Hey, man. Because of the forum that you posted this in, I'm gonna come at you from the perspective of a fellow beginning brewer. Maybe you're more experienced than me, and maybe what I say won't totally apply. I don't know.
The way I feel, though, is that there're a lot of reasons that the common practices of homebrewing are the way they are. I may not have expertise on every one of those reasons, but they come from a lot of practice from a lot of people.
Does that mean that there's no room for experimentation, or that it's impossible that there's some creative ways to improve on current methods? Definitely not! However, I feel like it's a good idea to become really experienced with the standard ("satisfaction guaranteed"

) way of brewing things before you tweak all the methods too much.
Coming from the perspective of an experienced cook, I'd say you want to have a good handle on
why the average joe does what he does and
why it works so well before you play around too much. You
might stumble on some crazy cool results by just experimenting, but I think you're a lot more likely to be happy with your results if you tweak common methods with an educated perspective on how those experiments might change your results. You dig?
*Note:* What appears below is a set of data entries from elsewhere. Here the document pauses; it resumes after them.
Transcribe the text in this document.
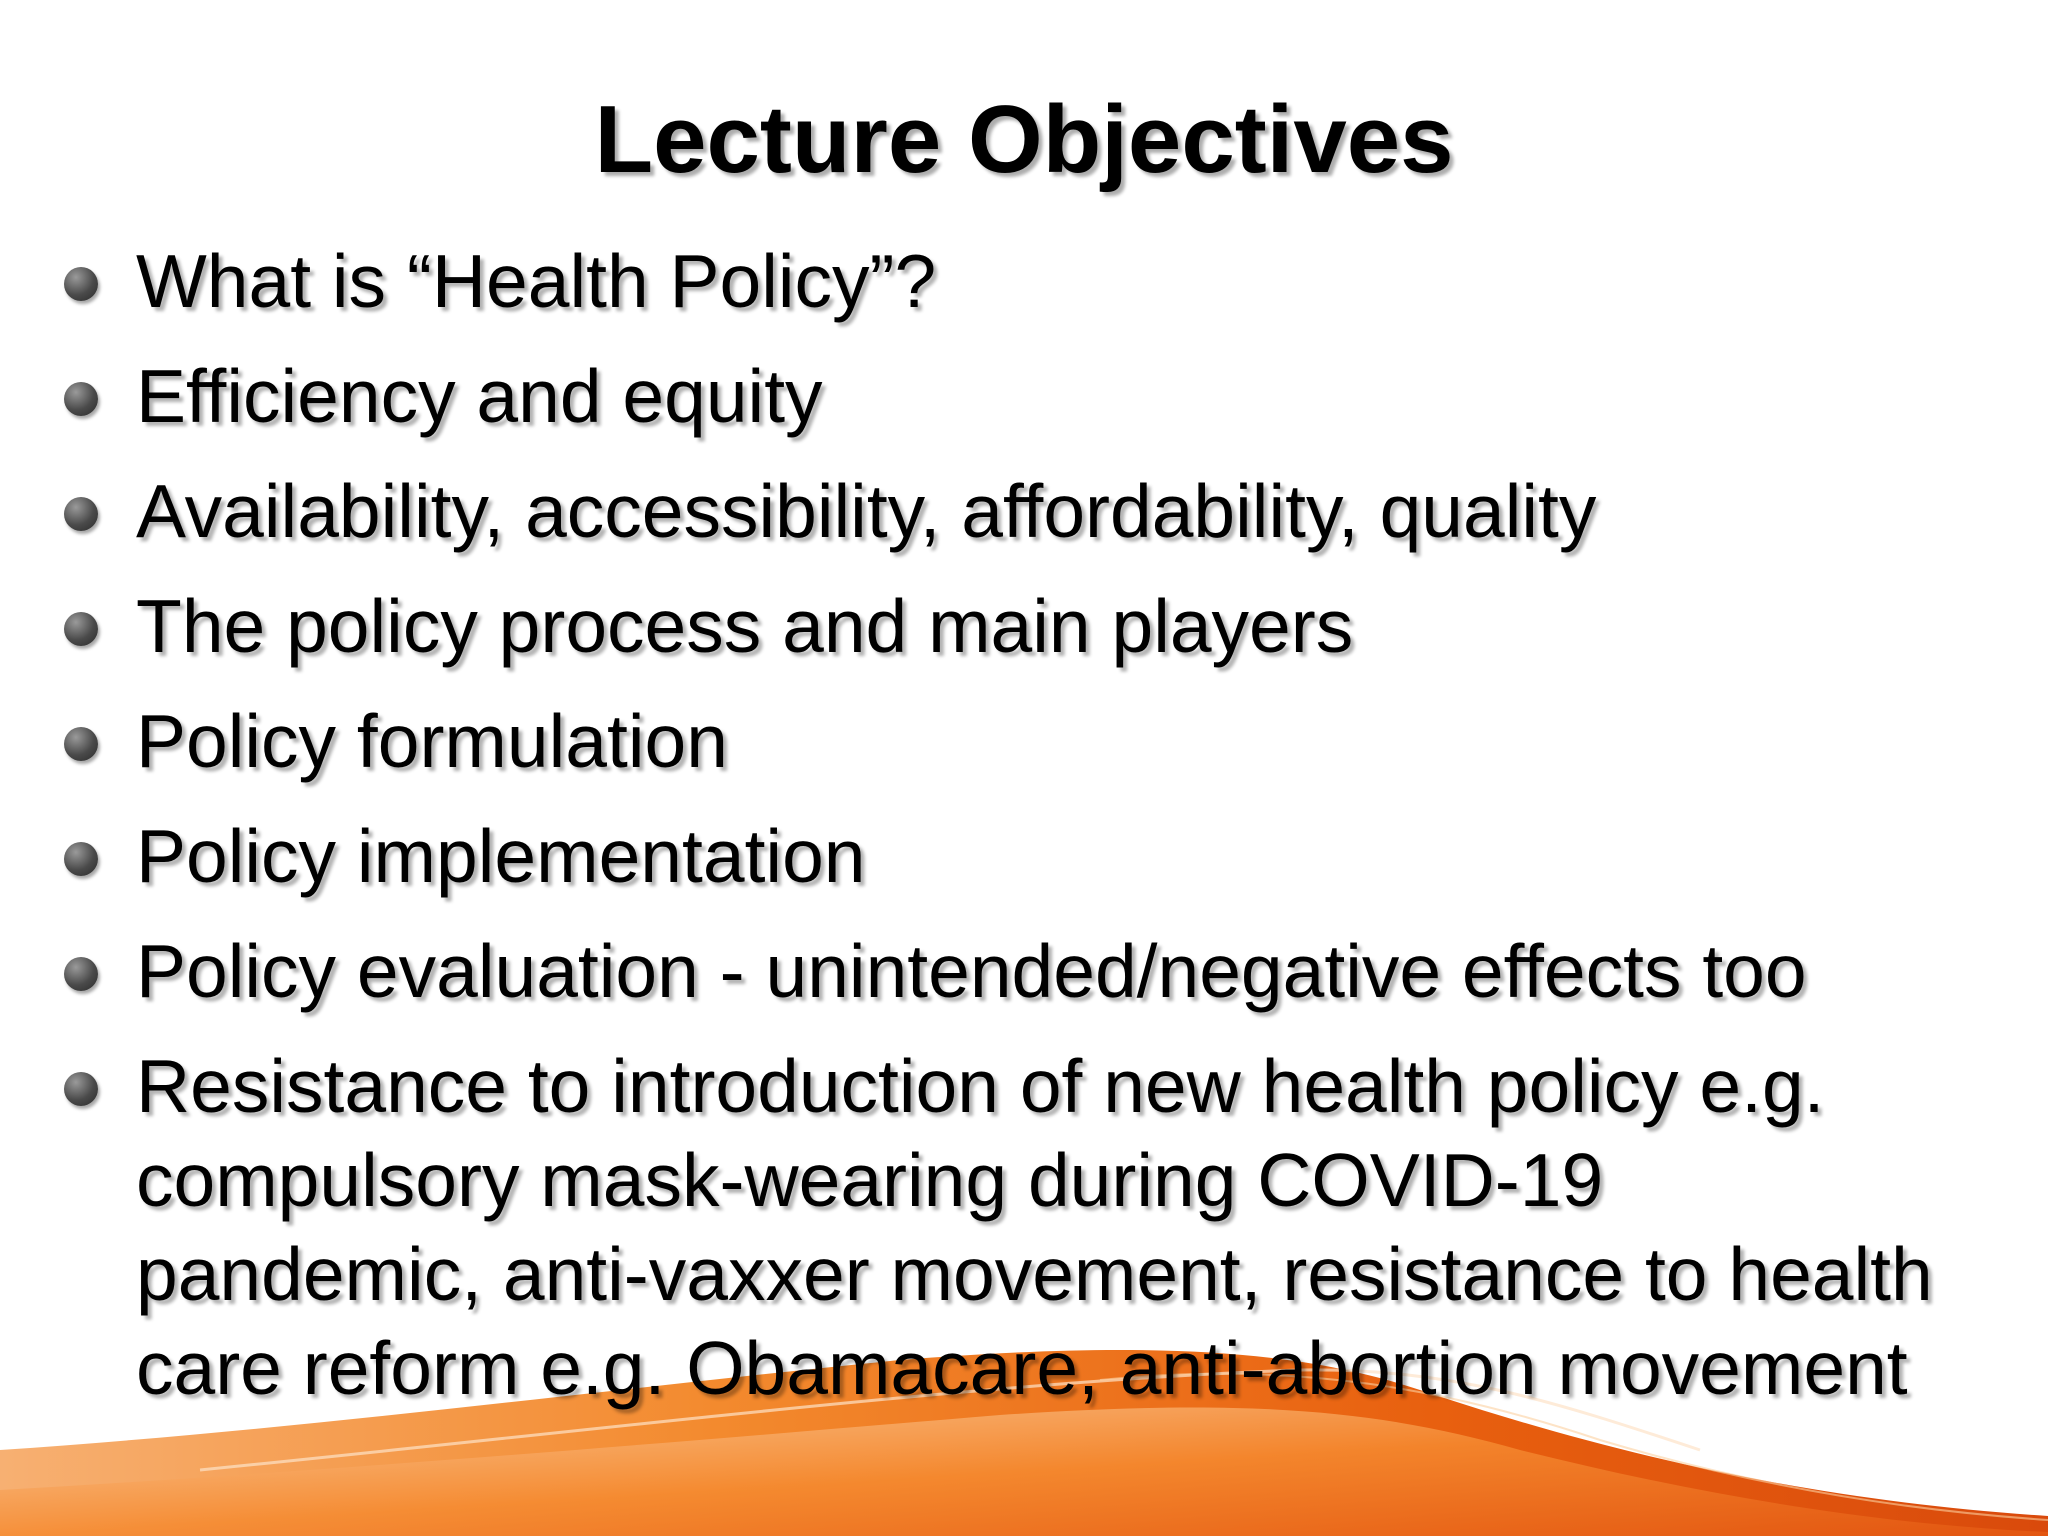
Lecture Objectives
What is “Health Policy”?
Efficiency and equity
Availability, accessibility, affordability, quality
The policy process and main players
Policy formulation
Policy implementation
Policy evaluation - unintended/negative effects too
Resistance to introduction of new health policy e.g.
compulsory mask-wearing during COVID-19
pandemic, anti-vaxxer movement, resistance to health
care reform e.g. Obamacare, anti-abortion movement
My totally beginner perspective here is that:
1. A thorough boil helps guarantee sanitation of your water and your extract
2. A thorough boil helps guarantee the complete mixing/dissolution of all the ingredients in your wort
3. Boiling with a large volume helps you extract a lot of alpha acids from your hops without either having to buy tons of hops or possibly completely saturating your smaller volume boil with acids with less total flavor than you need for the whole batch
Some of these ideas might be misguided or amateur, and I might be missing some other fine points too. But that's where my ideas stand so far, and I'm not confident enough yet to tool around with them too much. I suggest you get really comfortable with brewing first too.